The harder I sobbed, the better I felt. The tingling stopped, the chest pain eased.
I’d been holding it in for days, weeks, holding it together for Ma. My body was expressing itself even if I would not—through pain.
That was when I learned about somatization: buried emotion creating physical symptoms. And also when I learned about the wonders of anti-anxiety meds.
That experience was loud and personal; it’s easy to see the traumatic nature of it. This pandemic, unless someone close to you is affected, is happening to you in a more subtle, quiet way. You’re fine hanging out in your yard with a glass of wine; everything seems normal enough. But the enormity of this thing is working on you, insidiously. Unless you pause to check in with yourself, on what’s going on in the background, whatever is in there will tunnel its way out and take the form of lethargy, or social media addiction, binge eating and drinking, even illness. Burying your emotions won’t make you feel better; it will only make you more fragile.

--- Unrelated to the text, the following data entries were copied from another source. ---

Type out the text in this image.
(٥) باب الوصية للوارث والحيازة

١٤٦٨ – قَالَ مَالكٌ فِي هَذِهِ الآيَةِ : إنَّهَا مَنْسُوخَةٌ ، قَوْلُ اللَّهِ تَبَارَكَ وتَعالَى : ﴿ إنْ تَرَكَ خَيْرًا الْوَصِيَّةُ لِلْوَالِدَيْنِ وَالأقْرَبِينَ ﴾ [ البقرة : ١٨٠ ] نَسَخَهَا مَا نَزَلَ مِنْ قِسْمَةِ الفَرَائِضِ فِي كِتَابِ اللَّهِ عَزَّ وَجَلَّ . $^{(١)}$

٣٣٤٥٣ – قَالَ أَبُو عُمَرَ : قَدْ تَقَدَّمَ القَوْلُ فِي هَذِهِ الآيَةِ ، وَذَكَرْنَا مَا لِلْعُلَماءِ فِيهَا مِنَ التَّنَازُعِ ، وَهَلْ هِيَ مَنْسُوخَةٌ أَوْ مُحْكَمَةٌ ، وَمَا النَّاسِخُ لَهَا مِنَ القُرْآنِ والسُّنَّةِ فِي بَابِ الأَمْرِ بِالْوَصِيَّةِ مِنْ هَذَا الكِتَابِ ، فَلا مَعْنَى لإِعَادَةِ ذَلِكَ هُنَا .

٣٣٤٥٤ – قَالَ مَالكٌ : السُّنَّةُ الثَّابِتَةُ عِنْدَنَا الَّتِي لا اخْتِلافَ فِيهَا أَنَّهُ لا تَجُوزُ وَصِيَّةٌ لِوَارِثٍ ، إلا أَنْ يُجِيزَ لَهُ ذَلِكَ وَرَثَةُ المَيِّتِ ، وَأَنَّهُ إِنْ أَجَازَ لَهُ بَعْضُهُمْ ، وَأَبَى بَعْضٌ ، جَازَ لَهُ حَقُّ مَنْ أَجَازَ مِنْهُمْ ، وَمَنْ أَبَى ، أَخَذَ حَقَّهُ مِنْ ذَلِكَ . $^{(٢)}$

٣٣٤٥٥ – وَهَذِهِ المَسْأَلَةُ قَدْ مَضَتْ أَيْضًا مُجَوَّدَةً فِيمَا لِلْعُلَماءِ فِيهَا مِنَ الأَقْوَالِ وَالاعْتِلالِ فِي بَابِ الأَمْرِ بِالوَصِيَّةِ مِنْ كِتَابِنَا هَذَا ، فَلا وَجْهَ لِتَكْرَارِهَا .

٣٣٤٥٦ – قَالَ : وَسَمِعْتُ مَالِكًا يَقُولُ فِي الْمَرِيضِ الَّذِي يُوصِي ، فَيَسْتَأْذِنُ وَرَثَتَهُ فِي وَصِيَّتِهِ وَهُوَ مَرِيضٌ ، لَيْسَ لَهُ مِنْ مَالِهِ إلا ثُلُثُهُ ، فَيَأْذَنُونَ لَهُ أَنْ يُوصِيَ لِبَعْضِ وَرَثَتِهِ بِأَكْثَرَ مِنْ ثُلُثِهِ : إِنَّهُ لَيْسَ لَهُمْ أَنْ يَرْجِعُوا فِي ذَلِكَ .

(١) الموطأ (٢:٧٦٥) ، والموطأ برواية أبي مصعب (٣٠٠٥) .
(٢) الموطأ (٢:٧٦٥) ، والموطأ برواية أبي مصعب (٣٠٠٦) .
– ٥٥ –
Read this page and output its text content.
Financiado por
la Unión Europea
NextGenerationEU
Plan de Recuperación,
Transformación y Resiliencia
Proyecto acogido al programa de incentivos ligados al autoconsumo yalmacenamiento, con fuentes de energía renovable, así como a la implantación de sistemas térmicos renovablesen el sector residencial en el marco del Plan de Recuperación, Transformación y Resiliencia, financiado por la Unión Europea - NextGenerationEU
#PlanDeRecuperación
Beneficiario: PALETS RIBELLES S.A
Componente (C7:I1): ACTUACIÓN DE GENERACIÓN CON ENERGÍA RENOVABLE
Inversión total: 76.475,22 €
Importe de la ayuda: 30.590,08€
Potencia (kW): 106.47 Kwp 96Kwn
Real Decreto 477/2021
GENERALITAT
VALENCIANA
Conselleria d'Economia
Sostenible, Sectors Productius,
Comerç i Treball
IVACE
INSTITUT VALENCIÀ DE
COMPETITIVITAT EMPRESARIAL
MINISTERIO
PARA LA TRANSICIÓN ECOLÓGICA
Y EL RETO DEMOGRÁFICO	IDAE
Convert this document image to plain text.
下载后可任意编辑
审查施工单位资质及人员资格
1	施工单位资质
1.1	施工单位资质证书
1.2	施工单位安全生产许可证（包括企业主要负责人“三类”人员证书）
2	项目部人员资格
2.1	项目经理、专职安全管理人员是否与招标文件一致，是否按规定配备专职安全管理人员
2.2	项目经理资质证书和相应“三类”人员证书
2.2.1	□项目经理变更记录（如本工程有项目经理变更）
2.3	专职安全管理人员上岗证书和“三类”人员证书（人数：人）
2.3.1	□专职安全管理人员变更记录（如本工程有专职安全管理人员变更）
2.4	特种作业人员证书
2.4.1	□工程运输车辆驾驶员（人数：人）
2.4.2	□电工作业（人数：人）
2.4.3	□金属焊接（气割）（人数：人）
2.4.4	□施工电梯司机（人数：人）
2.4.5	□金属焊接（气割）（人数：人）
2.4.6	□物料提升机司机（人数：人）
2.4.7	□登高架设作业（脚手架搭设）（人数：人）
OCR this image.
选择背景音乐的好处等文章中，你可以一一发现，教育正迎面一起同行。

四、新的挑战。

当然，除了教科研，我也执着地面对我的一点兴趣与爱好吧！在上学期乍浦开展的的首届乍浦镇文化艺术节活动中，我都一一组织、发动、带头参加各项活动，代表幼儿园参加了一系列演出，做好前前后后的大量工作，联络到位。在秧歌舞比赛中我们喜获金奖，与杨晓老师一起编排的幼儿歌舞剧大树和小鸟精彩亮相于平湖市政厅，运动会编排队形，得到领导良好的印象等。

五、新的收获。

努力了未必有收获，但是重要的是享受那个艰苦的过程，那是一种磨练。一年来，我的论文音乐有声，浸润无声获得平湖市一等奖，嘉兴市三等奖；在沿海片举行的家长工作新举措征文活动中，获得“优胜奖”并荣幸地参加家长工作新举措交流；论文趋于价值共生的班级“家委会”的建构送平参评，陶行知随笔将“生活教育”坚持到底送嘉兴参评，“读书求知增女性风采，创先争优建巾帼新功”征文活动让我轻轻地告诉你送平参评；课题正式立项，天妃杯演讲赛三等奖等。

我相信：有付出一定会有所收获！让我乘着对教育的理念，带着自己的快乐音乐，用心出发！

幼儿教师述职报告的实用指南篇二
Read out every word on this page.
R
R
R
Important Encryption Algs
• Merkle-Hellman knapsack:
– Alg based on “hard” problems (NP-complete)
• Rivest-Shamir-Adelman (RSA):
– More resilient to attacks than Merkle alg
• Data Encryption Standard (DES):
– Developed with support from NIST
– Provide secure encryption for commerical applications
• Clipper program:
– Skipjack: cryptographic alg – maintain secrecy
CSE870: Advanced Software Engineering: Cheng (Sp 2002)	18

Trust me, avoiding feeling the pain is way worse than feeling it. The sooner you connect with your true emotions, the sooner their effects will abate. And the stronger and more peaceful you will become.
Tip of the day
Holding it together for other people never works. It’s better to “fall apart” somewhere quiet and safe rather than inflict your buried pain on others in passive ways (you know what I’m talking about). Find that safe, quiet place, put your hand on your belly and ask yourself, “What’s bothering me?” The answer will come. Spend time with that answer, feel its full effects: sadness, anger, etc. Take a breathe, and with each exhale, allow the emotion to release itself. Whatever is in there will come out. Afterward, you will feel better. I promise. (If you find you cannot stop spinning, and feel you are truly in distress, I suggest talking to a professional. These are tough times. Don’t underestimate that. It’s okay to ask for help, and if you have a family or are a caregiver, it’s your responsibility to get the help you need. You are not alone.)